AT CLOSE RANGE is based on a Pennsylvania family gang of thieves and murderers who operated in the 60s and 70s. In the 1986 film, written by Nicholas Kazan, directed by James Foley, the scenes with the gang and the actors playing them carry sufficient creepy gravity and white trash menace to fashion and fasten interest, but those involving their flock of wanna-bes, ultimately moronic pigeons & victims, are spotty and less convincing.

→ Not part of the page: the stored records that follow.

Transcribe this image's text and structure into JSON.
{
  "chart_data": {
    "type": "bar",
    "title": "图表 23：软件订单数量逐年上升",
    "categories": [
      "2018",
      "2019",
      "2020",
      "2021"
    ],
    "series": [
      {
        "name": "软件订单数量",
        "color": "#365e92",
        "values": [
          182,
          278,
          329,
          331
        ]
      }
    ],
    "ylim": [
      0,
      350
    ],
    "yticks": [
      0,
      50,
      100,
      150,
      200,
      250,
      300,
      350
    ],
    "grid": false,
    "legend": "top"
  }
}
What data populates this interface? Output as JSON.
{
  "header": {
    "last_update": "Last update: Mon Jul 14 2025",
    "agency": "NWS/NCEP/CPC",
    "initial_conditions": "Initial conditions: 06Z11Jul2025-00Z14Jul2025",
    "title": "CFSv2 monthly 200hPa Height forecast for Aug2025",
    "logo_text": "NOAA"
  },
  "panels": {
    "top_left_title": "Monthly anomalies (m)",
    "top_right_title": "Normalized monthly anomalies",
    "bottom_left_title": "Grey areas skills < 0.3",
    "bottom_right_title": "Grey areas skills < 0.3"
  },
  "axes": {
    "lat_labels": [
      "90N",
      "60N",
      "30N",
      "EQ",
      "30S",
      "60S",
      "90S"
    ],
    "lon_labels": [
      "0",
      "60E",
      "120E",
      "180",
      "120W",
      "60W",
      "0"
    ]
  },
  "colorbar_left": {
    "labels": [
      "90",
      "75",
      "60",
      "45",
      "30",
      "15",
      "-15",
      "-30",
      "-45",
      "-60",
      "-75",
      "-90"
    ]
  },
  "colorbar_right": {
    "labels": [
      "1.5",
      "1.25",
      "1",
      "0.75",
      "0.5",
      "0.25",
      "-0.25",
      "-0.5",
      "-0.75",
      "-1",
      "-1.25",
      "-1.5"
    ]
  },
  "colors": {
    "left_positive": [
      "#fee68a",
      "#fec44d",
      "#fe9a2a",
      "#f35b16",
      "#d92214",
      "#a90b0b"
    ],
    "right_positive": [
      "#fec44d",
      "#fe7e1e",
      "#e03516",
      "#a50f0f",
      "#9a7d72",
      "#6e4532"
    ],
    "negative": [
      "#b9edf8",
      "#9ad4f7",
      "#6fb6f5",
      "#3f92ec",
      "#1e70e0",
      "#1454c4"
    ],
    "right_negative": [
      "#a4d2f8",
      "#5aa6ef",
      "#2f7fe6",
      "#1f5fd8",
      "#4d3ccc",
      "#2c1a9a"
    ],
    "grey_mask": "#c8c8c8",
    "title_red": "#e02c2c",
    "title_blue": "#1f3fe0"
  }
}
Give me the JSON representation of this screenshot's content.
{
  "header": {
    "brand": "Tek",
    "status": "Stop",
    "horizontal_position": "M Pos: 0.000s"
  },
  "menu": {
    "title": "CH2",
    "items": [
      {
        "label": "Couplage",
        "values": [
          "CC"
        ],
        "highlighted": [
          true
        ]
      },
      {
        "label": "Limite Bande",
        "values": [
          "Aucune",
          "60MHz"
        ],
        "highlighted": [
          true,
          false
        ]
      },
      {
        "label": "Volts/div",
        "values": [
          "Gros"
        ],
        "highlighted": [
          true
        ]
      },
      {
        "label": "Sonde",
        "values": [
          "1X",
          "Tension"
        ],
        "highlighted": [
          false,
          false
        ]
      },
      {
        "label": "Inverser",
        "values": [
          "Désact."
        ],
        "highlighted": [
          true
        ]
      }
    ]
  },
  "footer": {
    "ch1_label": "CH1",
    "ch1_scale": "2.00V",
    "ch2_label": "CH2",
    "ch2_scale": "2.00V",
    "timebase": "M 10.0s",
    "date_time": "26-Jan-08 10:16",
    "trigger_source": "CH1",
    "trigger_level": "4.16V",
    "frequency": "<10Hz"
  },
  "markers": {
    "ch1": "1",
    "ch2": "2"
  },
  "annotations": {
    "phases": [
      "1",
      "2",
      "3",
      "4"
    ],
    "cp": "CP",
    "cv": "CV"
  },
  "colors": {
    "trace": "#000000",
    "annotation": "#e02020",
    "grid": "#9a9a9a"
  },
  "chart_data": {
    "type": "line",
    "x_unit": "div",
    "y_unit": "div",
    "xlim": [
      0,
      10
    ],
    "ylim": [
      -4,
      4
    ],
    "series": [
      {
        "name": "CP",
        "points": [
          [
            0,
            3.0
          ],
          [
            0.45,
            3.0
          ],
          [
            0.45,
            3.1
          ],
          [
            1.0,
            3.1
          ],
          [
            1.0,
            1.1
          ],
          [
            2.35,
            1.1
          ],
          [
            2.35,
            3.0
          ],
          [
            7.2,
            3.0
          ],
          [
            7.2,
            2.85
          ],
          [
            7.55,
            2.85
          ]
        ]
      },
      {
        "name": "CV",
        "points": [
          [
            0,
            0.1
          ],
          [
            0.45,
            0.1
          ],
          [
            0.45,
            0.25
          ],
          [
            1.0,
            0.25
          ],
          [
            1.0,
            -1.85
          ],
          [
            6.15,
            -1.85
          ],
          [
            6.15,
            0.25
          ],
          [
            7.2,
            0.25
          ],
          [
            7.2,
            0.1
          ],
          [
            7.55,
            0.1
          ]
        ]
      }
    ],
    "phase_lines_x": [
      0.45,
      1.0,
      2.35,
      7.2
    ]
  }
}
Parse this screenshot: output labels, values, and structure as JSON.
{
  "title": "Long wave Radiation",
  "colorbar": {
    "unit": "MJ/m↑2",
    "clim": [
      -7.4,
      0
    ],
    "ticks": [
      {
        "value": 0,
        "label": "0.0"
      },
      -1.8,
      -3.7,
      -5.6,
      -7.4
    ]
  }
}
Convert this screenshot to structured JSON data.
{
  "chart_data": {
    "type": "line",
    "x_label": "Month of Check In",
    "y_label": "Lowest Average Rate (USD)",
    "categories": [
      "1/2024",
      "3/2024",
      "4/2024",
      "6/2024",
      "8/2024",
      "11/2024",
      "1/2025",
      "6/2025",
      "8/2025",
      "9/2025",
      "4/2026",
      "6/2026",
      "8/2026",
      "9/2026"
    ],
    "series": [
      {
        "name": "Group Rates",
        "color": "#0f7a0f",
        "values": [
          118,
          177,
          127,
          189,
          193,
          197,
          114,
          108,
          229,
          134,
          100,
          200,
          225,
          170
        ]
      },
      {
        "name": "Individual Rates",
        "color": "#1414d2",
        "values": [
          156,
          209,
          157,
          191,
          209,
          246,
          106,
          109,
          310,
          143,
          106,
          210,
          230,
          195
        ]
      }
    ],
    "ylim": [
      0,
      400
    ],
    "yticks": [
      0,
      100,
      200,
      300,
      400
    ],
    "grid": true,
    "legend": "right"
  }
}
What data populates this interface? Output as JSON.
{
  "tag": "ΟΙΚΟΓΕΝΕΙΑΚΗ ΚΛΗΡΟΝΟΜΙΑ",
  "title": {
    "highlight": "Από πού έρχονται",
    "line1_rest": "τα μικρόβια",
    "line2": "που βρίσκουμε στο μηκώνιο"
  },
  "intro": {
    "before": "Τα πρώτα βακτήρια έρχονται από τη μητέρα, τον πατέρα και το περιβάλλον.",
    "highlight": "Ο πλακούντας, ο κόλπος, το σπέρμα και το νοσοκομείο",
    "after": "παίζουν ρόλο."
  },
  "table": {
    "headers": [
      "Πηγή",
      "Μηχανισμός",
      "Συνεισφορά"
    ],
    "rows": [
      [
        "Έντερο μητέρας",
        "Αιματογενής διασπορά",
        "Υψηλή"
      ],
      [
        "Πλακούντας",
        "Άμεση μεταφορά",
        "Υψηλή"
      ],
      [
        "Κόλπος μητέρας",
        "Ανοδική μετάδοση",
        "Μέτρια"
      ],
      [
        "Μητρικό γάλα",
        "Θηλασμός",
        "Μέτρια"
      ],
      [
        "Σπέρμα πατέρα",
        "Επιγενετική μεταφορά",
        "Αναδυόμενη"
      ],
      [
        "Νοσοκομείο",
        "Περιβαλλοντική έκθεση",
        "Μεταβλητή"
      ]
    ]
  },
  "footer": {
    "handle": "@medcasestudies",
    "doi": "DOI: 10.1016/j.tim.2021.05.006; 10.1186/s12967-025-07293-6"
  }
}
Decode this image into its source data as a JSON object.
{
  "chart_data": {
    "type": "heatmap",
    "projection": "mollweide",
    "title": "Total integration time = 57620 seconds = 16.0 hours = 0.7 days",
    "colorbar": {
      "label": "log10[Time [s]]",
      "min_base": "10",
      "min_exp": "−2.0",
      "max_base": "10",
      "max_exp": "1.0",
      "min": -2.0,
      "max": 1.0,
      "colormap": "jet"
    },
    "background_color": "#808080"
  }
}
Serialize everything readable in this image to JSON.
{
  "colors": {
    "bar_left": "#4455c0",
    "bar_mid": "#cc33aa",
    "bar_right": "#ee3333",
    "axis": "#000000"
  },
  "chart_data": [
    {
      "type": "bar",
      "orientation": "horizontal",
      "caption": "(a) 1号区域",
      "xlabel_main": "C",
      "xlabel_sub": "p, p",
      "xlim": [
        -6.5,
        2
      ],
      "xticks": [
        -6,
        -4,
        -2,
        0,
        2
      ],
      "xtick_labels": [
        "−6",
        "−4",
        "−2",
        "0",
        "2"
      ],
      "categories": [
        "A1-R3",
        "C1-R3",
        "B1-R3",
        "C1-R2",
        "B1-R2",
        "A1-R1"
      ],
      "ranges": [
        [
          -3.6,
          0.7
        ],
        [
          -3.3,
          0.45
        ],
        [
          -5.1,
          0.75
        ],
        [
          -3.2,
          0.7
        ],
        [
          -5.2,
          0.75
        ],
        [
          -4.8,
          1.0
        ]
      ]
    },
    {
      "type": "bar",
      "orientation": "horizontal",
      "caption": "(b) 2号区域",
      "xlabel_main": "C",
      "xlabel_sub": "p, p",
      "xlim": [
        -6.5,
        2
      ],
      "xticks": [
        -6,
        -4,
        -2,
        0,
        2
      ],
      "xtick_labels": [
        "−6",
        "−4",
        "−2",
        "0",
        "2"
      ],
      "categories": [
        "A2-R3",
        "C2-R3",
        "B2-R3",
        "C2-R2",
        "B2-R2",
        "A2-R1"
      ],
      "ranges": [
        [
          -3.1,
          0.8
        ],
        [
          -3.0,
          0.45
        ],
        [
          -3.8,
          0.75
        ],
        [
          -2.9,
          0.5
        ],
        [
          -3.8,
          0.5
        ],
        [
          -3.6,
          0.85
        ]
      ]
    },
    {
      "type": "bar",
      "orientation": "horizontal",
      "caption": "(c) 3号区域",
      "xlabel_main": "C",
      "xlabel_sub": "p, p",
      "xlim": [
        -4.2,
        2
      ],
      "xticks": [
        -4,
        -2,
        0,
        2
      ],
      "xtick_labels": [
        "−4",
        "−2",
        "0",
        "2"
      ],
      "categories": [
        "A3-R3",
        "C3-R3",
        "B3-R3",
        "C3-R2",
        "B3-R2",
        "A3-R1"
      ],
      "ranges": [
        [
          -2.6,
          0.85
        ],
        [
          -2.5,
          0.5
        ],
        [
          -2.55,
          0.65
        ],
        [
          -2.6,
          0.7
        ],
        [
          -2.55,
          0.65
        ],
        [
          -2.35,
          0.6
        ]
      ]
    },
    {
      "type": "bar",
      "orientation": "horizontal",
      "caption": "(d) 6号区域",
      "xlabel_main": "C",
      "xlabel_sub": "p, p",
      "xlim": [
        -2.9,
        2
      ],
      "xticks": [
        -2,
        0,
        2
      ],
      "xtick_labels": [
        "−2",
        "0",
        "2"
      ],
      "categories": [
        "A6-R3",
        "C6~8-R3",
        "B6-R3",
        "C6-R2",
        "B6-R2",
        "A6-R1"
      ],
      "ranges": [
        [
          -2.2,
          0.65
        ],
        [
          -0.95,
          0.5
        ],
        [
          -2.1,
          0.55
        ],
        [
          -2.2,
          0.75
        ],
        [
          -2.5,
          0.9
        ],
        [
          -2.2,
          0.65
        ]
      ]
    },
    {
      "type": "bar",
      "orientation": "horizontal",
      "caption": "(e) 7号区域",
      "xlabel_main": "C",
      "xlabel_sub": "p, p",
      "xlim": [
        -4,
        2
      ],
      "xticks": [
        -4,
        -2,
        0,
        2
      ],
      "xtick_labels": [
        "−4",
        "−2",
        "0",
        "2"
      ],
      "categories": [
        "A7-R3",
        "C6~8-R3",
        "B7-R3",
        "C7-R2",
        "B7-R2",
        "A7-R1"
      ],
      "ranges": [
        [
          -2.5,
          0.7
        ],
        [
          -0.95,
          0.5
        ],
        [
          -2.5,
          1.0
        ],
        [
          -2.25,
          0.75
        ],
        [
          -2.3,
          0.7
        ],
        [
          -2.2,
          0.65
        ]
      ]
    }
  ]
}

The younger punks are played by Sean Penn, Mary Stuart Masterson (always good), Chris Penn, Crispin Glover, Stephen Jeffries and Kiefer Sutherland. They’re okay, but they raise little sympathy thanks to the vacuous, zoned-out nature of the kids.
The gang, markedly worse role models, are more compelling: Christopher Walken, R.D. Call (scary), Tracey Walter, David Strathairn and Jake Dengel. In between are smallish bits from Candy Clark, Millie Perkins (barely there) and Eileen Ryan.
Much as his charismatic outlaw reptile-mesmerizes other characters, Walken easily dominates the film with an engrossing bag of quicksilver observational traits and catlike movements; part deceptive languor, part explosive bursts, undercut with a feline lack of mercy. He makes the movie.
Reviews were positive, but it didn’t garner support at registers, earning but $2,347,000 against a trimly cut $6,500,000 tag. A grim 111 minutes, it isn’t much of a commercial for hanging out in rural, low-rent patches of the Keystone State.